Cost in £ = item’s power in Kilowatts x hours in use x £0.34
So for your kettle which takes 4 mins to boil or 4/60 of an hour, the sum is:
3.0kW x 4/60 hours x £0.34 = £0.068 or 7p if you round it up
So if you want a hot water bottle to take to bed in winter, that’s what it costs, depending on how full the kettle was.
Then there is an electric blanket, which runs for 2 hours if it has a timer, assuming you are just using it to warm the bed until you fall asleep, after which your duvet or blankets insulate you enough that you don’t need it:
0.050kW x 2 hours x £0.34 = £0.034 or 3p approximately
Measuring big appliances
With big appliances, it’s more tricky to work out how much they will cost to run as they are generally built and programmed to run as efficiently as possible, using thermostats, humidistats or program cycles which make the power consumption vary. The figures here are based on data from the Which? magazine’s latest article, for the average UK appliance on electricity at the October price cap (34p/kWh):
- Washing machine – 38p per load
- Tumble dryer – 44p per load
- Dishwasher – 38p per load
- Fridge-freezer – 28p per day
If you have an energy monitor plug you can input your electricity price, plug the appliance into the monitor plug and then into the wall, and it will display how much electricity it using and what it is costing.

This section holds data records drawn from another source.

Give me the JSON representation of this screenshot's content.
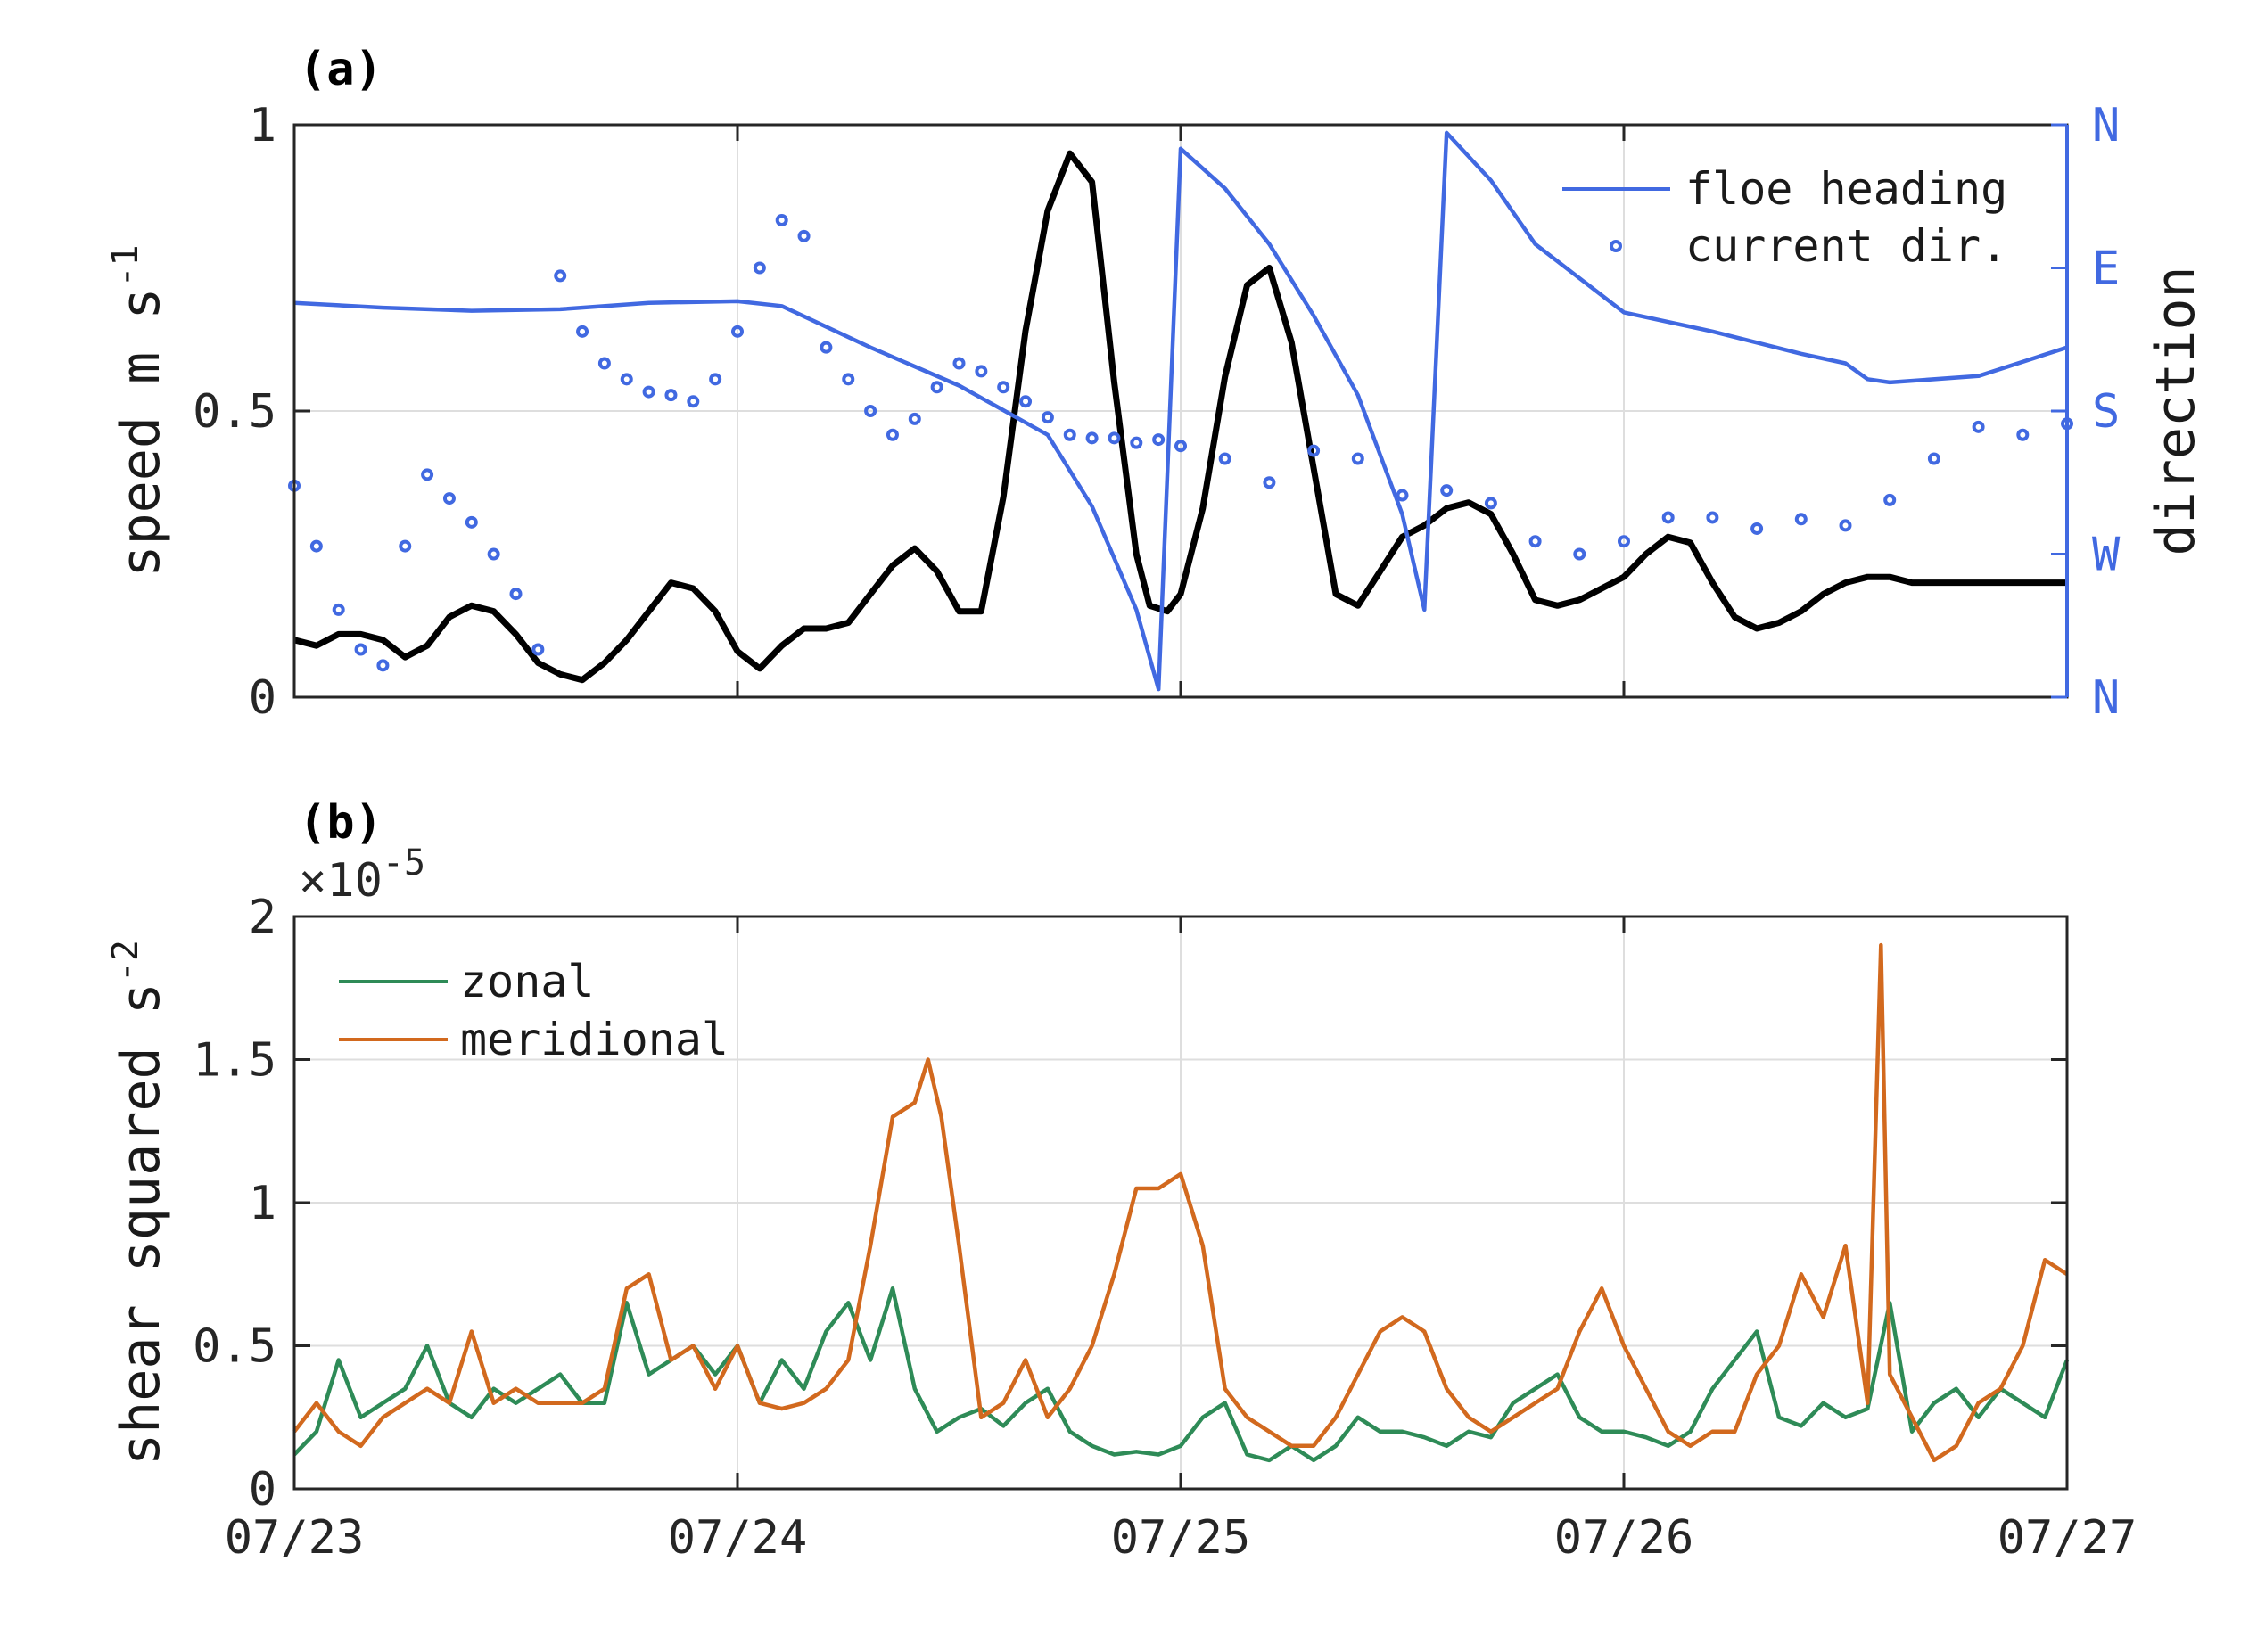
{
  "colors": {
    "speed": "#000000",
    "direction": "#4169e1",
    "zonal": "#2e8b57",
    "meridional": "#d2691e"
  },
  "chart_data": [
    {
      "type": "line",
      "panel_label": "(a)",
      "xlabel": "",
      "ylabel": "speed m s",
      "ylabel_superscript": "-1",
      "ylim": [
        0,
        1
      ],
      "yticks": [
        0,
        0.5,
        1
      ],
      "ytick_labels": [
        "0",
        "0.5",
        "1"
      ],
      "xlim": [
        0,
        4
      ],
      "xticks": [
        0,
        1,
        2,
        3,
        4
      ],
      "y2label": "direction",
      "y2lim": [
        0,
        360
      ],
      "y2ticks": [
        0,
        90,
        180,
        270,
        360
      ],
      "y2tick_labels": [
        "N",
        "W",
        "S",
        "E",
        "N"
      ],
      "grid": true,
      "legend_position": "top-right",
      "series": [
        {
          "name": "",
          "axis": "left",
          "style": "line",
          "x": [
            0,
            0.05,
            0.1,
            0.15,
            0.2,
            0.25,
            0.3,
            0.35,
            0.4,
            0.45,
            0.5,
            0.55,
            0.6,
            0.65,
            0.7,
            0.75,
            0.8,
            0.85,
            0.9,
            0.95,
            1.0,
            1.05,
            1.1,
            1.15,
            1.2,
            1.25,
            1.3,
            1.35,
            1.4,
            1.45,
            1.5,
            1.55,
            1.6,
            1.65,
            1.7,
            1.75,
            1.8,
            1.85,
            1.9,
            1.93,
            1.97,
            2.0,
            2.05,
            2.1,
            2.15,
            2.2,
            2.25,
            2.3,
            2.35,
            2.4,
            2.45,
            2.5,
            2.55,
            2.6,
            2.65,
            2.7,
            2.75,
            2.8,
            2.85,
            2.9,
            2.95,
            3.0,
            3.05,
            3.1,
            3.15,
            3.2,
            3.25,
            3.3,
            3.35,
            3.4,
            3.45,
            3.5,
            3.55,
            3.6,
            3.65,
            3.7,
            3.75,
            3.8,
            3.85,
            3.9,
            3.95,
            4.0
          ],
          "values": [
            0.1,
            0.09,
            0.11,
            0.11,
            0.1,
            0.07,
            0.09,
            0.14,
            0.16,
            0.15,
            0.11,
            0.06,
            0.04,
            0.03,
            0.06,
            0.1,
            0.15,
            0.2,
            0.19,
            0.15,
            0.08,
            0.05,
            0.09,
            0.12,
            0.12,
            0.13,
            0.18,
            0.23,
            0.26,
            0.22,
            0.15,
            0.15,
            0.35,
            0.64,
            0.85,
            0.95,
            0.9,
            0.55,
            0.25,
            0.16,
            0.15,
            0.18,
            0.33,
            0.56,
            0.72,
            0.75,
            0.62,
            0.4,
            0.18,
            0.16,
            0.22,
            0.28,
            0.3,
            0.33,
            0.34,
            0.32,
            0.25,
            0.17,
            0.16,
            0.17,
            0.19,
            0.21,
            0.25,
            0.28,
            0.27,
            0.2,
            0.14,
            0.12,
            0.13,
            0.15,
            0.18,
            0.2,
            0.21,
            0.21,
            0.2,
            0.2,
            0.2,
            0.2,
            0.2,
            0.2,
            0.2,
            0.2
          ]
        },
        {
          "name": "floe heading",
          "axis": "right",
          "style": "line",
          "x": [
            0,
            0.2,
            0.4,
            0.6,
            0.8,
            1.0,
            1.1,
            1.3,
            1.5,
            1.7,
            1.8,
            1.9,
            1.95,
            2.0,
            2.1,
            2.2,
            2.3,
            2.4,
            2.5,
            2.55,
            2.6,
            2.7,
            2.8,
            3.0,
            3.2,
            3.4,
            3.5,
            3.55,
            3.6,
            3.8,
            4.0
          ],
          "values": [
            248,
            245,
            243,
            244,
            248,
            249,
            246,
            220,
            196,
            165,
            120,
            55,
            5,
            345,
            320,
            285,
            240,
            190,
            115,
            55,
            355,
            325,
            285,
            242,
            230,
            216,
            210,
            200,
            198,
            202,
            220
          ]
        },
        {
          "name": "current dir.",
          "axis": "right",
          "style": "dots",
          "x": [
            0,
            0.05,
            0.1,
            0.15,
            0.2,
            0.25,
            0.3,
            0.35,
            0.4,
            0.45,
            0.5,
            0.55,
            0.6,
            0.65,
            0.7,
            0.75,
            0.8,
            0.85,
            0.9,
            0.95,
            1.0,
            1.05,
            1.1,
            1.15,
            1.2,
            1.25,
            1.3,
            1.35,
            1.4,
            1.45,
            1.5,
            1.55,
            1.6,
            1.65,
            1.7,
            1.75,
            1.8,
            1.85,
            1.9,
            1.95,
            2.0,
            2.1,
            2.2,
            2.3,
            2.4,
            2.5,
            2.6,
            2.7,
            2.8,
            2.9,
            3.0,
            3.1,
            3.2,
            3.3,
            3.4,
            3.5,
            3.6,
            3.7,
            3.8,
            3.9,
            4.0
          ],
          "values": [
            133,
            95,
            55,
            30,
            20,
            95,
            140,
            125,
            110,
            90,
            65,
            30,
            265,
            230,
            210,
            200,
            192,
            190,
            186,
            200,
            230,
            270,
            300,
            290,
            220,
            200,
            180,
            165,
            175,
            195,
            210,
            205,
            195,
            186,
            176,
            165,
            163,
            163,
            160,
            162,
            158,
            150,
            135,
            155,
            150,
            127,
            130,
            122,
            98,
            90,
            98,
            113,
            113,
            106,
            112,
            108,
            124,
            150,
            170,
            165,
            172
          ]
        }
      ]
    },
    {
      "type": "line",
      "panel_label": "(b)",
      "xlabel": "",
      "ylabel": "shear squared s",
      "ylabel_superscript": "-2",
      "exponent_label": "×10",
      "exponent_superscript": "-5",
      "ylim": [
        0,
        2
      ],
      "yticks": [
        0,
        0.5,
        1,
        1.5,
        2
      ],
      "ytick_labels": [
        "0",
        "0.5",
        "1",
        "1.5",
        "2"
      ],
      "xlim": [
        0,
        4
      ],
      "xticks": [
        0,
        1,
        2,
        3,
        4
      ],
      "xtick_labels": [
        "07/23",
        "07/24",
        "07/25",
        "07/26",
        "07/27"
      ],
      "grid": true,
      "legend_position": "top-left",
      "series": [
        {
          "name": "zonal",
          "x": [
            0,
            0.05,
            0.1,
            0.15,
            0.2,
            0.25,
            0.3,
            0.35,
            0.4,
            0.45,
            0.5,
            0.55,
            0.6,
            0.65,
            0.7,
            0.75,
            0.8,
            0.85,
            0.9,
            0.95,
            1.0,
            1.05,
            1.1,
            1.15,
            1.2,
            1.25,
            1.3,
            1.35,
            1.4,
            1.45,
            1.5,
            1.55,
            1.6,
            1.65,
            1.7,
            1.75,
            1.8,
            1.85,
            1.9,
            1.95,
            2.0,
            2.05,
            2.1,
            2.15,
            2.2,
            2.25,
            2.3,
            2.35,
            2.4,
            2.45,
            2.5,
            2.55,
            2.6,
            2.65,
            2.7,
            2.75,
            2.8,
            2.85,
            2.9,
            2.95,
            3.0,
            3.05,
            3.1,
            3.15,
            3.2,
            3.25,
            3.3,
            3.35,
            3.4,
            3.45,
            3.5,
            3.55,
            3.6,
            3.65,
            3.7,
            3.75,
            3.8,
            3.85,
            3.9,
            3.95,
            4.0
          ],
          "values": [
            0.12,
            0.2,
            0.45,
            0.25,
            0.3,
            0.35,
            0.5,
            0.3,
            0.25,
            0.35,
            0.3,
            0.35,
            0.4,
            0.3,
            0.3,
            0.65,
            0.4,
            0.45,
            0.5,
            0.4,
            0.5,
            0.3,
            0.45,
            0.35,
            0.55,
            0.65,
            0.45,
            0.7,
            0.35,
            0.2,
            0.25,
            0.28,
            0.22,
            0.3,
            0.35,
            0.2,
            0.15,
            0.12,
            0.13,
            0.12,
            0.15,
            0.25,
            0.3,
            0.12,
            0.1,
            0.15,
            0.1,
            0.15,
            0.25,
            0.2,
            0.2,
            0.18,
            0.15,
            0.2,
            0.18,
            0.3,
            0.35,
            0.4,
            0.25,
            0.2,
            0.2,
            0.18,
            0.15,
            0.2,
            0.35,
            0.45,
            0.55,
            0.25,
            0.22,
            0.3,
            0.25,
            0.28,
            0.65,
            0.2,
            0.3,
            0.35,
            0.25,
            0.35,
            0.3,
            0.25,
            0.45
          ]
        },
        {
          "name": "meridional",
          "x": [
            0,
            0.05,
            0.1,
            0.15,
            0.2,
            0.25,
            0.3,
            0.35,
            0.4,
            0.45,
            0.5,
            0.55,
            0.6,
            0.65,
            0.7,
            0.75,
            0.8,
            0.85,
            0.9,
            0.95,
            1.0,
            1.05,
            1.1,
            1.15,
            1.2,
            1.25,
            1.3,
            1.35,
            1.4,
            1.43,
            1.46,
            1.5,
            1.55,
            1.6,
            1.65,
            1.7,
            1.75,
            1.8,
            1.85,
            1.9,
            1.95,
            2.0,
            2.05,
            2.1,
            2.15,
            2.2,
            2.25,
            2.3,
            2.35,
            2.4,
            2.45,
            2.5,
            2.55,
            2.6,
            2.65,
            2.7,
            2.75,
            2.8,
            2.85,
            2.9,
            2.95,
            3.0,
            3.05,
            3.1,
            3.15,
            3.2,
            3.25,
            3.3,
            3.35,
            3.4,
            3.45,
            3.5,
            3.55,
            3.58,
            3.6,
            3.65,
            3.7,
            3.75,
            3.8,
            3.85,
            3.9,
            3.95,
            4.0
          ],
          "values": [
            0.2,
            0.3,
            0.2,
            0.15,
            0.25,
            0.3,
            0.35,
            0.3,
            0.55,
            0.3,
            0.35,
            0.3,
            0.3,
            0.3,
            0.35,
            0.7,
            0.75,
            0.45,
            0.5,
            0.35,
            0.5,
            0.3,
            0.28,
            0.3,
            0.35,
            0.45,
            0.85,
            1.3,
            1.35,
            1.5,
            1.3,
            0.85,
            0.25,
            0.3,
            0.45,
            0.25,
            0.35,
            0.5,
            0.75,
            1.05,
            1.05,
            1.1,
            0.85,
            0.35,
            0.25,
            0.2,
            0.15,
            0.15,
            0.25,
            0.4,
            0.55,
            0.6,
            0.55,
            0.35,
            0.25,
            0.2,
            0.25,
            0.3,
            0.35,
            0.55,
            0.7,
            0.5,
            0.35,
            0.2,
            0.15,
            0.2,
            0.2,
            0.4,
            0.5,
            0.75,
            0.6,
            0.85,
            0.3,
            1.9,
            0.4,
            0.25,
            0.1,
            0.15,
            0.3,
            0.35,
            0.5,
            0.8,
            0.75
          ]
        }
      ]
    }
  ]
}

Alternatively, your energy supplier may have installed a smart meter, or you may have your own home energy monitor, which will give you energy usage and costs.
If you can run your appliances at night between midnight and 6AM, then sign up for an Economy 7 tariff, where the overnight electricity price is generally half of the daytime rate.
The Carbon Cost
The electricity we use at home produces small amounts of CO2 when it is generated for the national grid.
It will be less at night because the UK national grid is served most nights entirely by its wind and nuclear capacity, with no fossil fuels being burnt. See this real-time “energy mix” display if you are up late one night: https://grid.iamkate.com/
The average rate across the whole year is 0.23 kg of CO2 per kWh of electricity. So if your annual electricity bill is for 5,000 kWh, then you’ve emitted 1.10 tonnes of CO2. If you use gas for central heating, then you will emit much more than this. All together, it generally makes up about 5 to 10% of our personal carbon footprint of about 15 tonnes per year.
1 or 2 tonnes of CO2 is roughly the “sustainable” amount that everyone in the world should restrict themselves to if we want to keep our planet’s climate just how it is. Even better, we would do this and also support massive CO2 drawdown operations to get the climate back to how it was before the extreme weather started.